Kau berlari seperti orang yang kerasukan di lorong rumah sakit. Berlari tanpa lelah dan tak menghiraukan Jaemin yang berada jauh dibelakangmu.
Kau juga tak peduli pada tatapan aneh semua orang di ruang tunggu. Kau juga acuh saat menabrak salah satu dokter, alhasil Jaemin-lah yang harus membungkuk pada dokter itu untuk meminta maaf mewakili dirimu.
Kau sudah menangis sejak tadi dan sama sekali tidak peduli dengan penampilan kusutmu. Pikiranmu hanya satu, kau harus menemui Renjun secepatnya.

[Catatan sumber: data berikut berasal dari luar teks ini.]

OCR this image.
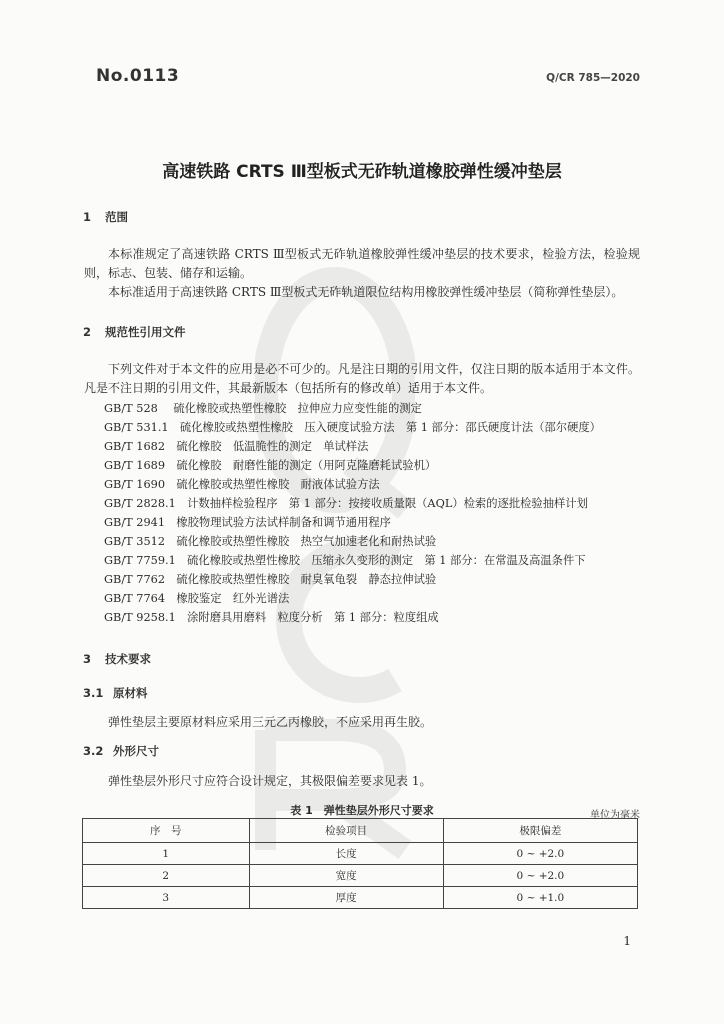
No.0113	Q/CR 785—2020
高速铁路 CRTS Ⅲ型板式无砟轨道橡胶弹性缓冲垫层
1 范围
本标准规定了高速铁路 CRTS Ⅲ型板式无砟轨道橡胶弹性缓冲垫层的技术要求，检验方法，检验规则，标志、包装、储存和运输。
本标准适用于高速铁路 CRTS Ⅲ型板式无砟轨道限位结构用橡胶弹性缓冲垫层（简称弹性垫层）。
2 规范性引用文件
下列文件对于本文件的应用是必不可少的。凡是注日期的引用文件，仅注日期的版本适用于本文件。凡是不注日期的引用文件，其最新版本（包括所有的修改单）适用于本文件。
GB/T 528　 硫化橡胶或热塑性橡胶　拉伸应力应变性能的测定
GB/T 531.1　 硫化橡胶或热塑性橡胶　压入硬度试验方法　第 1 部分：邵氏硬度计法（邵尔硬度）
GB/T 1682　 硫化橡胶　低温脆性的测定　单试样法
GB/T 1689　 硫化橡胶　耐磨性能的测定（用阿克隆磨耗试验机）
GB/T 1690　 硫化橡胶或热塑性橡胶　耐液体试验方法
GB/T 2828.1　 计数抽样检验程序　第 1 部分：按接收质量限（AQL）检索的逐批检验抽样计划
GB/T 2941　 橡胶物理试验方法试样制备和调节通用程序
GB/T 3512　 硫化橡胶或热塑性橡胶　热空气加速老化和耐热试验
GB/T 7759.1　 硫化橡胶或热塑性橡胶　压缩永久变形的测定　第 1 部分：在常温及高温条件下
GB/T 7762　 硫化橡胶或热塑性橡胶　耐臭氧龟裂　静态拉伸试验
GB/T 7764　 橡胶鉴定　红外光谱法
GB/T 9258.1　 涂附磨具用磨料　粒度分析　第 1 部分：粒度组成
3 技术要求
3.1 原材料
弹性垫层主要原材料应采用三元乙丙橡胶，不应采用再生胶。
3.2 外形尺寸
弹性垫层外形尺寸应符合设计规定，其极限偏差要求见表 1。
表 1　弹性垫层外形尺寸要求	单位为毫米
序　号	检验项目	极限偏差
1	长度	0 ~ +2.0
2	宽度	0 ~ +2.0
3	厚度	0 ~ +1.0
1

Ketika kau menemukan ruangan Renjun, tanpa mengetuk kau langsung masuk. Kau sama sekali tak peduli dengan semua orang yang berada di sana.
Kau segera menggenggam tangan Renjun yang terasa dingin. Tubuh ringkihnya juga dipasang berbagai alat yang kau simpulkan bahwa itu adalah alat penunjang hidup.
"Kumohon, jangan seperti ini."
Jaemin hanya bisa tersenyum canggung pada semua orang di sana dan membungkuk memberi salam. Di sana ada tiga orang, semuanya adalah keluarga Lucas.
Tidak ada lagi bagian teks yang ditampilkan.